Research on the Application of Helmet Detection Based on YOLOv4

Abstract

Helmets are one of the important measures to ensure the safety of construction workers. Because the harm caused by not wearing safety helmets as required is great, the wearing of safety helmets has also attracted more and more people’s attention. At present, the main method of helmet detection is the YOLO series of algorithms. They often only focus on detection accuracy, ignoring the actual situation during deployment, that is, a balance between accuracy and speed is required. Therefore, this paper proposes a helmet detection application based on YOLOv4 algorithm, and combined with the MobileNet network, it has achieved good results in terms of detection accuracy and speed. Through transfer learning and tuning parameters, the mAP and FPS values detected in this paper on the public safety helmet datasets are 94.47% and 27.36%, which exceed the research work of some similar papers. This paper also combines YOLOv4 and MobileNetv3 networks to propose a mobileNet-based YOLOv4 helmet detection application. Its mAP and FPS values are 91.47% and 42.58%, respectively, which meet the accuracy and real-time requirements of current hardware deployment.

Share and Cite:

Ji, Y. , Cao, Y. , Cheng, X. and Zhang, Q. (2022) Research on the Application of Helmet Detection Based on YOLOv4. Journal of Computer and Communications, 10, 129-139. doi: 10.4236/jcc.2022.108009.

1. Introduction

With the continuous development of computer vision, the application of computer vision is getting closer and closer to us, and gradually integrated into all aspects of our life. Safety helmets are one of the important safeguards to protect the lives of construction workers in the construction industry, production plants and other areas where risks exist, so this paper uses the target detection method to detect the wearing of safety helmets of workers in construction sites and remind them to wear the helmets in real time, which is important to protect their lives.

At present, target detection algorithms can be divided into traditional target detection algorithms and deep learning target detection algorithms. In this paper, deep learning target detection algorithm is the base line to explore its development and application in target detection. Deep learning target detection algorithm is further divided into two-stage target detection algorithm and one-stage target detection algorithm, due to meet the real-time requirements of helmet detection in construction site, this paper mainly studies the one-stage target detection algorithm. The most typical algorithms for one-stage target detection are SSD, YOLO, RetinaNet, CenterNet, EfficientDet, etc. Among them, the YOLO algorithm has received the attention of many researchers due to its superior performance in meeting the conditions of accuracy and real-time. This paper is no exception and explores the performance of the algorithm of the YOLO series as the main route for its performance in helmet detection applications.

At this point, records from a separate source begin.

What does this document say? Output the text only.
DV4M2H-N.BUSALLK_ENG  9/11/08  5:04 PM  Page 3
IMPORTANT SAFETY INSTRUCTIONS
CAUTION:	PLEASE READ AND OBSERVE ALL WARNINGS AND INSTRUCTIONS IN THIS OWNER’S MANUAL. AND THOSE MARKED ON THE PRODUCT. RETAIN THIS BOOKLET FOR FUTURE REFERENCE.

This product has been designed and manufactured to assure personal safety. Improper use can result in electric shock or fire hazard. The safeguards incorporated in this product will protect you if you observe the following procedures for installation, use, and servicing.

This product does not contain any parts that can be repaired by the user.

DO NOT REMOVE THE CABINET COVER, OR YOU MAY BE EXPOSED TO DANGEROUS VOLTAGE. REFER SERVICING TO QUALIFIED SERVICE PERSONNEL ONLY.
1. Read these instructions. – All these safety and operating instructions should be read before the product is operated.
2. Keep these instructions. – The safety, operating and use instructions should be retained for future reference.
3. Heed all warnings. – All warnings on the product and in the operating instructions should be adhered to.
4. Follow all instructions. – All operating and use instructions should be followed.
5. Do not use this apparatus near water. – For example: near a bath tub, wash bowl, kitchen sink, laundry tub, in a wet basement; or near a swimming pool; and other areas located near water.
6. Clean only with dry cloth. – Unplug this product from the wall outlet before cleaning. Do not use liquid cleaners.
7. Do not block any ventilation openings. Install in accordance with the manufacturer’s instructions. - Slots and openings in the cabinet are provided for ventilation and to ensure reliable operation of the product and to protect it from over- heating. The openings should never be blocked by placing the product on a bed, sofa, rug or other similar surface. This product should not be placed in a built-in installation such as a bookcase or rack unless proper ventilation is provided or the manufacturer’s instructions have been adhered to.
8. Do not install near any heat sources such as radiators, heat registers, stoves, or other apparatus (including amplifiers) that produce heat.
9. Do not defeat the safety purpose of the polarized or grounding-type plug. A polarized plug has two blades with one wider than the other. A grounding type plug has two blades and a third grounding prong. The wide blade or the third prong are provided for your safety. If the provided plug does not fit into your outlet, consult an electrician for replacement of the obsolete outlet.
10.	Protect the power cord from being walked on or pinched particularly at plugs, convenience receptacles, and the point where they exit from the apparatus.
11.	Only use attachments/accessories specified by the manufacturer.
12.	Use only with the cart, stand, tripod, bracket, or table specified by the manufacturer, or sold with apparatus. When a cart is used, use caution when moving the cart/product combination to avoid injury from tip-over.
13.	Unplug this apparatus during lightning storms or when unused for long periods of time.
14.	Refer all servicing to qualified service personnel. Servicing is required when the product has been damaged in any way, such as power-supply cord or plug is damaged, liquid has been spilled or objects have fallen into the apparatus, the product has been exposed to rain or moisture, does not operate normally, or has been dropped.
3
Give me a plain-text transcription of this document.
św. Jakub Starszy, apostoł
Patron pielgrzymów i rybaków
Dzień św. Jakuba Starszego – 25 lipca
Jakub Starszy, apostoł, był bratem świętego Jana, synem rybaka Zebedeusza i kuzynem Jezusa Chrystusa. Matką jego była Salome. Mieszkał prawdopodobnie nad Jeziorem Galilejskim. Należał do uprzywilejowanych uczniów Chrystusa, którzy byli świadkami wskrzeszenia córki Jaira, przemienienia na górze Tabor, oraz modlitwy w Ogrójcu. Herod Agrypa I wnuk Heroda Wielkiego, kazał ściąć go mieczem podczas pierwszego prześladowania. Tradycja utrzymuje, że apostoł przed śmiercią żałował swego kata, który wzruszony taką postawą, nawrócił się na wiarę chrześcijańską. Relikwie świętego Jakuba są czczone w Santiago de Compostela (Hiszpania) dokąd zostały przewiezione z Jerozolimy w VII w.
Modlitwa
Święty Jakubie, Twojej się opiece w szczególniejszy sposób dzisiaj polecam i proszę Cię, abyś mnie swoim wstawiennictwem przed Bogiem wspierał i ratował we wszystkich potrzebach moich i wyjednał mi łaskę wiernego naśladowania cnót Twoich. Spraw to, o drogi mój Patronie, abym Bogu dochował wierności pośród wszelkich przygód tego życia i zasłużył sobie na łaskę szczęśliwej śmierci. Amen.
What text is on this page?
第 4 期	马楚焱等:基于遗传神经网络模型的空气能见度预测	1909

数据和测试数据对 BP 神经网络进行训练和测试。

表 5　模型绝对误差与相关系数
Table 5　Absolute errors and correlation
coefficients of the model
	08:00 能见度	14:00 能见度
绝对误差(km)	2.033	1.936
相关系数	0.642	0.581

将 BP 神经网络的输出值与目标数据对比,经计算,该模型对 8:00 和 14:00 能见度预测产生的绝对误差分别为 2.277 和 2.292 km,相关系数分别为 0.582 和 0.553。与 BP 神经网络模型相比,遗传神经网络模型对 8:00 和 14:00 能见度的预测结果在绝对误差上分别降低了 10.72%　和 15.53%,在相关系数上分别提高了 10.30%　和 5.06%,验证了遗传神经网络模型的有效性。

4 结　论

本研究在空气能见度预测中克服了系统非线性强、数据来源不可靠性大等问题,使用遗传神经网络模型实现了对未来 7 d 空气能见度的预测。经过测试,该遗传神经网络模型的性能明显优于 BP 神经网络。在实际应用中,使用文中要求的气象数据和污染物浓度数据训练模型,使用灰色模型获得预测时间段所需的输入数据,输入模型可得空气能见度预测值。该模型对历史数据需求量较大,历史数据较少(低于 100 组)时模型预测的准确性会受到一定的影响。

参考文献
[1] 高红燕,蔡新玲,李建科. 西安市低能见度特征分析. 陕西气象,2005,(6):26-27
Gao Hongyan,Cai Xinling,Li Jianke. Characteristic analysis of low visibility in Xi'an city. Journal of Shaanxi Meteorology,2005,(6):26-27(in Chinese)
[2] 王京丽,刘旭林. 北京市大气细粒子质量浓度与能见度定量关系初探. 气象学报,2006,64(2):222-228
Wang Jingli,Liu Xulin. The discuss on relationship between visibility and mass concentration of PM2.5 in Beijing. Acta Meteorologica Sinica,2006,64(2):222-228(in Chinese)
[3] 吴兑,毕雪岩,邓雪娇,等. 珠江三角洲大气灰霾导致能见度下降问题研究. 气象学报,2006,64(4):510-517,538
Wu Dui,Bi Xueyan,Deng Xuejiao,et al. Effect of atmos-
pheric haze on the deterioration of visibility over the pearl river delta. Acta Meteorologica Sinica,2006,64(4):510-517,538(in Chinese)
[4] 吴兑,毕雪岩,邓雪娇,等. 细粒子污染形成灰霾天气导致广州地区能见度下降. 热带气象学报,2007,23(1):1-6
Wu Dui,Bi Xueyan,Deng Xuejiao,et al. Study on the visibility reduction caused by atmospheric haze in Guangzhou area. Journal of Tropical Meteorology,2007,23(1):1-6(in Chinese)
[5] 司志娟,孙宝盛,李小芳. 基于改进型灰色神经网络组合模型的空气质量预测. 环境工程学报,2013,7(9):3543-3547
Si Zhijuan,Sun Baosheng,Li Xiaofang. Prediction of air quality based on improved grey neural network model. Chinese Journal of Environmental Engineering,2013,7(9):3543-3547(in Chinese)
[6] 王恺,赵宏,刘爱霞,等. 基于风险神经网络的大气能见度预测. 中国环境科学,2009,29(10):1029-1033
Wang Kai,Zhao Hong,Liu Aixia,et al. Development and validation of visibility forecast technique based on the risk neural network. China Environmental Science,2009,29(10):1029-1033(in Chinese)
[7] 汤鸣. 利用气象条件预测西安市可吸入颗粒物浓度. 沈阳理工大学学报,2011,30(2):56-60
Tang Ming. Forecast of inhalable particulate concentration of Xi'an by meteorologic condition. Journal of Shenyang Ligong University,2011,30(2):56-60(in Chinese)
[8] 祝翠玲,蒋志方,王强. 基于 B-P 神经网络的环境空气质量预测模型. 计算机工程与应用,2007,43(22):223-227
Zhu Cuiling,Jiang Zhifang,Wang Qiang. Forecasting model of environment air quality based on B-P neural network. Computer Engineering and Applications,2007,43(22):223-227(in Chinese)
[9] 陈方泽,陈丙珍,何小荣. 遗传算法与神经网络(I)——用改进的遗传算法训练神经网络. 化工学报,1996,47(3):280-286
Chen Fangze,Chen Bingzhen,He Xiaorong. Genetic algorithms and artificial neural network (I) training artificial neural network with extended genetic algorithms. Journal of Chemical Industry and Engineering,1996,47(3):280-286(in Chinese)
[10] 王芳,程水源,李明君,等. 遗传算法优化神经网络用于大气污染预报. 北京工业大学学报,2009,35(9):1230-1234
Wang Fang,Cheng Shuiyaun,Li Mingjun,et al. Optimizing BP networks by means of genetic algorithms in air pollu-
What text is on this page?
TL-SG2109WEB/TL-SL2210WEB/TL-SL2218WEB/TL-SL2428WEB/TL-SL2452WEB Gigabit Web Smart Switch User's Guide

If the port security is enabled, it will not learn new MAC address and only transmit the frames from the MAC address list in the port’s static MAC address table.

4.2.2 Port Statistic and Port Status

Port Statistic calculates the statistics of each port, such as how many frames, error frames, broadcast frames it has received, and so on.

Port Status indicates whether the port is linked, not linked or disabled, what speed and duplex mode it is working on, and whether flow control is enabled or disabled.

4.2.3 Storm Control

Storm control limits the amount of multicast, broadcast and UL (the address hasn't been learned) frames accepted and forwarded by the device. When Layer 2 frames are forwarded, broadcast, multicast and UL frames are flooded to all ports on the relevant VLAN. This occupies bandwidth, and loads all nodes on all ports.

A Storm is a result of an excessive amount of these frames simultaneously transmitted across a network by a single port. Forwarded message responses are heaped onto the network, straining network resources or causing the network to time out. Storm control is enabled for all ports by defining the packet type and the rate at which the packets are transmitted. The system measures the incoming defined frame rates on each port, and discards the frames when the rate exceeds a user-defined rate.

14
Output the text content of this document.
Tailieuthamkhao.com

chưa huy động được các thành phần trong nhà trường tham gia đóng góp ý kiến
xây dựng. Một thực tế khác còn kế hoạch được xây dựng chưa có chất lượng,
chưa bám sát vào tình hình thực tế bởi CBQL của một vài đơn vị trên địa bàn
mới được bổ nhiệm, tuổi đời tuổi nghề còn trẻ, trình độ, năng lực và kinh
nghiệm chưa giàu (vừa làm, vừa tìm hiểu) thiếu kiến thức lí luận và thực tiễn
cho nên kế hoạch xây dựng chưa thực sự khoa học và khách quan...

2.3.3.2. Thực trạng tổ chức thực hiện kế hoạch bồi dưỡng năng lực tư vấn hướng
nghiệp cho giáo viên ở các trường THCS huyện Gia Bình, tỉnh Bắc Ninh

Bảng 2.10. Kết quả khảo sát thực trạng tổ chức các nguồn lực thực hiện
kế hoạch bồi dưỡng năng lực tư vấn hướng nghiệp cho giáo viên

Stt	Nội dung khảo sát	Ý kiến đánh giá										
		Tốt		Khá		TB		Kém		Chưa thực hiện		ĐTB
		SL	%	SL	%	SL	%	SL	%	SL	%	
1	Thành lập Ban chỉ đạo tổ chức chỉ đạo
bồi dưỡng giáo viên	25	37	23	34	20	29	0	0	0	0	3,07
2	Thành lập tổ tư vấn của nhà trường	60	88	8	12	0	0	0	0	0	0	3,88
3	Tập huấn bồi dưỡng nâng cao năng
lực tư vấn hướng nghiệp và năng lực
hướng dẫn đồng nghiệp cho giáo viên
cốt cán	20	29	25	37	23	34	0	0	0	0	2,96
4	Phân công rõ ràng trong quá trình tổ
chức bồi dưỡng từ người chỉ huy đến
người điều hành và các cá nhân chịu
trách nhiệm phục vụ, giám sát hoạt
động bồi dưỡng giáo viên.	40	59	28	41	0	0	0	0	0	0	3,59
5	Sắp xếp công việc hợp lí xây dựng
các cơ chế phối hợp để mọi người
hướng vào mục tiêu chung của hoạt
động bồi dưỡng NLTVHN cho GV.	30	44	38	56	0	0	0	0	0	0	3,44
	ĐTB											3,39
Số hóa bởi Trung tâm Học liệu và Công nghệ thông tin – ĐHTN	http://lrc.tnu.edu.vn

Safety helmet detection is one of the research directions of target detection and is of great interest to research enthusiasts. Weihong Wu [1] proposed an application scenario of helmet detection in security surveillance by changing the backbone network of YOLOv3 to ResNet and added attention mechanisms, thus proposed an improved YOLOv3-B detection algorithm that improved the accuracy of helmet detection. Yuxin Huang [2] et al. proposed a portable and reliable helmet detection system by combining YOLOv2 with an embedded device. Shuai Li [3] et al. improved YOLOv4 by image enhancement techniques, redesigned the anchor size by K-means, and added dilated convolution and label smoothing techniques to improve its effectiveness in detecting helmets both in terms of small targets and speed. Zhao Rui [4] et al. proposed an improved YOLOv5s algorithm by replacing the slicing (Focus) structure of the YOLOv5 backbone network with DenseBlock and added the SE attention mechanism to the neck network, thus greatly improved the accuracy of target detection. Yufang Jin [5] et al. increased the detection effect of small targets by adding the output of feature layer of 128 × 128 to the output of feature layer of YOLOv4, additionally, enhanced the feature reuse and improved the detection effect of helmet by addition to the idea of dense connection. Chenglong Wang [6] et al. proposed a helmet detection method which is different from all of the above, and their algorithm used a combination of facial features and neural networks, combined with VGG networks for helmet detection to provide safety to construction workers. Sun [7] et al. enhanced the efficiency of small target detection by adding a self-attentive mechanism to the framework of Faster R-CNN, and the framework was further focused on small targets by anchors complementary enhancement, which achieved good results in helmet detection. In addition to using the above target detection framework, helmet detection can also be performed using OpenCV, and Zhao Zhen [8] implemented safety helmet detection based on OpenCV, which also achieved the effect of reminding construction workers to wear safety helmets in practice and reduced unsafe factors.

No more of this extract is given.